Der größte Energieschlucker ist der Wärmesektor. Hier sind umfassende Transformationen für die Energiewende noch wichtiger als in den Bereichen Strom und Verkehr. Entscheidend für die Wärmewende: Eine höhere Effizienz von Gebäuden und die Dekarbonisierung der Wärmeversorgung. Die nötigen Technologien stehen zur Verfügung, was fehlt, ist der Wille.
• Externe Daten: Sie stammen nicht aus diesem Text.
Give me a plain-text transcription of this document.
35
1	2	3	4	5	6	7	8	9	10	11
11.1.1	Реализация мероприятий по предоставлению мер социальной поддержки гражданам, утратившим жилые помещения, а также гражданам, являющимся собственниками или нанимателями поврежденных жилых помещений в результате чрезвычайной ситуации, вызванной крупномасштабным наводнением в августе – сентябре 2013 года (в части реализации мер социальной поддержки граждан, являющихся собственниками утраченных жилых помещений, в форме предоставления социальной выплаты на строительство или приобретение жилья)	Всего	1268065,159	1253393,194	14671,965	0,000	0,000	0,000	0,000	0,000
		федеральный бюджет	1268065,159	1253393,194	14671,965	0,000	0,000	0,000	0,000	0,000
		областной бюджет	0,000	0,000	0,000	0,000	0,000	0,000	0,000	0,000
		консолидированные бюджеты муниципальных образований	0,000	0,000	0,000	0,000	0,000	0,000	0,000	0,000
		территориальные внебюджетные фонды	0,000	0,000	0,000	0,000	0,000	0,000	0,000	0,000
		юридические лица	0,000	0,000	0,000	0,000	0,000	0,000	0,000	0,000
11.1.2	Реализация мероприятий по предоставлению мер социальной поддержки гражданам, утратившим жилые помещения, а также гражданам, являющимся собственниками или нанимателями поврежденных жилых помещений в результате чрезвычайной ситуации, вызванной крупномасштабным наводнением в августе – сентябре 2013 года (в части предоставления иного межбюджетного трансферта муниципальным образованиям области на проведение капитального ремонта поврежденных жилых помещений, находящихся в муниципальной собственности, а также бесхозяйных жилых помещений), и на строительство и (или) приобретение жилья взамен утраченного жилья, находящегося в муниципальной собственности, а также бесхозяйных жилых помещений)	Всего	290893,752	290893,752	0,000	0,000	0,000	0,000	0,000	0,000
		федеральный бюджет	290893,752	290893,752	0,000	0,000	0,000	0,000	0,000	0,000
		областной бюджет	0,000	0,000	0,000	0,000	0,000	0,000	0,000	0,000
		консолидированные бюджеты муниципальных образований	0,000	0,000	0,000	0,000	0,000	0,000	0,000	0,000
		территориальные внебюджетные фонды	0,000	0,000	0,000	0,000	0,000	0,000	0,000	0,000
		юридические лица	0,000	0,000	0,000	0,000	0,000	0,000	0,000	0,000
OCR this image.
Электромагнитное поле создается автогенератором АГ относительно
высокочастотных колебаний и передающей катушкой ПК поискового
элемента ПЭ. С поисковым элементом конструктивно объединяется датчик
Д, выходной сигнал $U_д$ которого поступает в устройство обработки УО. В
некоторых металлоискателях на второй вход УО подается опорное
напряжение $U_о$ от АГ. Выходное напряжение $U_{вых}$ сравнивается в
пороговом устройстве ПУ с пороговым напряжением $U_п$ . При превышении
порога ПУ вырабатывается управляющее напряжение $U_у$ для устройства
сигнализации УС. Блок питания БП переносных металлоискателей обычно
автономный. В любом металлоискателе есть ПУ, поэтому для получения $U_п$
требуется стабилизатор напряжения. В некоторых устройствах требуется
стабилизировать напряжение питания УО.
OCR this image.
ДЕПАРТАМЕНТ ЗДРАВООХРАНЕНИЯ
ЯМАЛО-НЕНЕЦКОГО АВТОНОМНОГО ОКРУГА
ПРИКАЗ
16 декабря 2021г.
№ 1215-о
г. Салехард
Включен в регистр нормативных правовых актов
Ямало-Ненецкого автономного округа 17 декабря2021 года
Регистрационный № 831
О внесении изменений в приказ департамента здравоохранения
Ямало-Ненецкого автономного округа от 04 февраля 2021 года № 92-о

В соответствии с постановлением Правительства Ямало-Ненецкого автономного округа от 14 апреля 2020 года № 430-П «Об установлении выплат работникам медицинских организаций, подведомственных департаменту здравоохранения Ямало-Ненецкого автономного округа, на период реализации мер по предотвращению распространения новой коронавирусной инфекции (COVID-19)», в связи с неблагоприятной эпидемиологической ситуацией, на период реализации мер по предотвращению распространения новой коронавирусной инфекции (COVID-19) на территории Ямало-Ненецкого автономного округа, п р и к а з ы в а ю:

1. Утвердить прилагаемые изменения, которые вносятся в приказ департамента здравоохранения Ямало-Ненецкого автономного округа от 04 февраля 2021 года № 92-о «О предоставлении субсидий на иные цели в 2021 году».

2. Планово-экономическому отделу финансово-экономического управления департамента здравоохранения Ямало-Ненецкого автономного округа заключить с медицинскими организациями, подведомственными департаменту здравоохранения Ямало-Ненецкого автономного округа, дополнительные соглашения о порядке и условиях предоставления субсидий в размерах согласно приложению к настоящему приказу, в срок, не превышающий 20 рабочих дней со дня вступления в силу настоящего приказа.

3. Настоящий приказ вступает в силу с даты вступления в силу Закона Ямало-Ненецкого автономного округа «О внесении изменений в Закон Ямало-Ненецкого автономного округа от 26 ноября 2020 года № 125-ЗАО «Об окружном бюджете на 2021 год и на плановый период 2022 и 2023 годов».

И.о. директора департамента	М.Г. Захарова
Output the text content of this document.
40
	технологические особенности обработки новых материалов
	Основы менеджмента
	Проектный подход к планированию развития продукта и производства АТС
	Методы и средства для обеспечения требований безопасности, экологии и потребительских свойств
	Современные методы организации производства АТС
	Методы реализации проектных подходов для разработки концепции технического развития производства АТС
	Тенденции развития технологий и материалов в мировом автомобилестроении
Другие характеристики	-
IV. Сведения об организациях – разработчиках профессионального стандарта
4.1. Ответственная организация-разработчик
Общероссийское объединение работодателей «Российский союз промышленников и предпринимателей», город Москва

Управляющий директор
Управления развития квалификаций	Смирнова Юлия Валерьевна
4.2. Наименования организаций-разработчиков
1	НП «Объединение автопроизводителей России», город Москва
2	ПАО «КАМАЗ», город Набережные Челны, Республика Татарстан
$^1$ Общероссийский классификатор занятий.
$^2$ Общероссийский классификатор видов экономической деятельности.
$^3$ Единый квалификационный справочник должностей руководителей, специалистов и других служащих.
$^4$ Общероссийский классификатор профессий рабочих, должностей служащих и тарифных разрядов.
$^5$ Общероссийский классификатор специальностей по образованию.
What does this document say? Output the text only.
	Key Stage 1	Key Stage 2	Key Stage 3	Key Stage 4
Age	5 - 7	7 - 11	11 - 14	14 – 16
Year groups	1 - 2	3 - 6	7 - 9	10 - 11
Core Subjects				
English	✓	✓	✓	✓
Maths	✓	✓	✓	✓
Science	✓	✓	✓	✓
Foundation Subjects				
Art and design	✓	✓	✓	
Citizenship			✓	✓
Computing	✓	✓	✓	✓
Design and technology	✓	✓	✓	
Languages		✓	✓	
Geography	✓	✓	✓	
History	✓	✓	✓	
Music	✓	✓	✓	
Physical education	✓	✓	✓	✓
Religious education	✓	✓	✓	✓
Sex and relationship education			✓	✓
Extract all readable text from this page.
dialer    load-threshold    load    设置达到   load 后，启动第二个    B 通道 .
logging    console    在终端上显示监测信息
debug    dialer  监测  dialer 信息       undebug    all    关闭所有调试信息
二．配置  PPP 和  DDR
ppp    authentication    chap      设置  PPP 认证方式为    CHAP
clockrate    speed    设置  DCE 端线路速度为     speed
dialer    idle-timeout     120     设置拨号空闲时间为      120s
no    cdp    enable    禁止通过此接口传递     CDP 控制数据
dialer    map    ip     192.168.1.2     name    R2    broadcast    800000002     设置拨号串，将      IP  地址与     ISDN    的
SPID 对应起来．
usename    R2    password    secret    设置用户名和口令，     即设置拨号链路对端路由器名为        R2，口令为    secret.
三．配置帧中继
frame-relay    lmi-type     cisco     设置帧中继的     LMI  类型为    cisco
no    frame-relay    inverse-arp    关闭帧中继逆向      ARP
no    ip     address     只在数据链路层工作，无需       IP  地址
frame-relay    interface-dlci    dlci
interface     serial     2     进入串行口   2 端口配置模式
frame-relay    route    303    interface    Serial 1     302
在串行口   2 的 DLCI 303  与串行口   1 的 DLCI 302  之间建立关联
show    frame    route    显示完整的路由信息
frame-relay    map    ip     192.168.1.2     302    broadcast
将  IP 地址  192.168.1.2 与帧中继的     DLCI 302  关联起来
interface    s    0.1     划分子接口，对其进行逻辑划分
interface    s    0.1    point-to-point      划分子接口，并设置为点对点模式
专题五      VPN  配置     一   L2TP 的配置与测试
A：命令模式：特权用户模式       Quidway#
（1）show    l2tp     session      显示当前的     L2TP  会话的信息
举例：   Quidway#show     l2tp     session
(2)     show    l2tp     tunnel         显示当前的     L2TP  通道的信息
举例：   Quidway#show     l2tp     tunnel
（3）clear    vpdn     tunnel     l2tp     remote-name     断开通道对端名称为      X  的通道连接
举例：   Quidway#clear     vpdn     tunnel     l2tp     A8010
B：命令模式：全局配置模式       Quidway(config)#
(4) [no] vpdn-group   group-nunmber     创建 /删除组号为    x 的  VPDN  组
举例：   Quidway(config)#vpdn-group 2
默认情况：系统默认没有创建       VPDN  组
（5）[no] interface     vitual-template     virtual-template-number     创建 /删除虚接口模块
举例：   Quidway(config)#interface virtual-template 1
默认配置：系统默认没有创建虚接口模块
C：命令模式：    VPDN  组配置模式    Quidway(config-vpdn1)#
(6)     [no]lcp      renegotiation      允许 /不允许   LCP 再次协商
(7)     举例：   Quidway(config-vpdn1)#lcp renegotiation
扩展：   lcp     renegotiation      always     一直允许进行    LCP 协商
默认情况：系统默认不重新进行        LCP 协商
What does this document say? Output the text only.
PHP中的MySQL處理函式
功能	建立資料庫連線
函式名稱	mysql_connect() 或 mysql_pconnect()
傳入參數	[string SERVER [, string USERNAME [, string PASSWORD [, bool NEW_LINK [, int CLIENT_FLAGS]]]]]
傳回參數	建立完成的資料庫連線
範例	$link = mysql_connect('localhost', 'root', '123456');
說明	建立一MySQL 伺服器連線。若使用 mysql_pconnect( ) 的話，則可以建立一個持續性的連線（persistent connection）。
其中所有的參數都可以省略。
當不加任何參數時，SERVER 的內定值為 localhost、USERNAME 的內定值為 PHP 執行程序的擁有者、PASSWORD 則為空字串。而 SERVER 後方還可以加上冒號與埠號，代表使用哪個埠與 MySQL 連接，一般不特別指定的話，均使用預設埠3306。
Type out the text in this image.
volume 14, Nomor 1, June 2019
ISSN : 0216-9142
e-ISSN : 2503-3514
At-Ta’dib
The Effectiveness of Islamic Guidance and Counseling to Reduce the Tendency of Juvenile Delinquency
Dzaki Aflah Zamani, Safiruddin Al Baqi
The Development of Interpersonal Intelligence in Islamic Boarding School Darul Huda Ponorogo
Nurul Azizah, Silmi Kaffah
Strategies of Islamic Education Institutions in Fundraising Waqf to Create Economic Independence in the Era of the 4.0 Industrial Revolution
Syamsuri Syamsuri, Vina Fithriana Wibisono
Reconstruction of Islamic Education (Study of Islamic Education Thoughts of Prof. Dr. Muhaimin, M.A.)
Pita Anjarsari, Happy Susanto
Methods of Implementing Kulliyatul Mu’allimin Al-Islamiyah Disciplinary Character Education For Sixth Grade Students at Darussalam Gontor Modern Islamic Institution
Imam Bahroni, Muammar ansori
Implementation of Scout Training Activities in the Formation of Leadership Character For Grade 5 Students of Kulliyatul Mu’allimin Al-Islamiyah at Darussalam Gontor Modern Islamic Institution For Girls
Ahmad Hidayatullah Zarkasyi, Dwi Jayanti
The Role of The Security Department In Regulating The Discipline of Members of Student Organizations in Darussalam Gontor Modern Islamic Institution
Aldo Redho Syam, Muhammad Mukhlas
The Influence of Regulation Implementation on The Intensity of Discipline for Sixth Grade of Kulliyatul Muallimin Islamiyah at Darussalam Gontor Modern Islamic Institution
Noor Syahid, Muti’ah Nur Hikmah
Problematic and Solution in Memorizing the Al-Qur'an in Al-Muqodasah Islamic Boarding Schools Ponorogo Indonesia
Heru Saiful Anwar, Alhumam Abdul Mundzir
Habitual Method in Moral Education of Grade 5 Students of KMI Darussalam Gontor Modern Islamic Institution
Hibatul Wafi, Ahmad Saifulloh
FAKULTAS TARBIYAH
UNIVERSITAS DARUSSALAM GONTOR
Ohne Wärmewende kann die Energiewende nicht gelingen: Der Wärmesektor verschluckt die meiste Endenergie, sein Anteil liegt in Deutschland, in der Europäischen Union (EU) und weltweit gleichermaßen bei rund der Hälfte des Gesamtverbrauchs. Dazu gehören das Heizen und Kühlen von Gebäuden – seien es Wohnhäuser, Gewerbeimmobilien oder Industriebauten –, die Warmwasserbereitung und die Prozesswärme, die für technische Verfahren benötigt wird. Der mit Abstand größte Anteil des Wärmebedarfs wird noch immer mit fossilen Brennstoffen wie Kohle, Öl und Erdgas gedeckt. Weltweit stammten 2017 nach Angaben der Internationalen Energieagentur (IEA) nur 10 Prozent aus erneuerbaren Energien. In der EU waren es im gleichen Jahr 16 Prozent und in Deutschland gut 13 Prozent. Der Sektor verfügt somit über großes Potenzial, Treibhausgasemissionen einzusparen.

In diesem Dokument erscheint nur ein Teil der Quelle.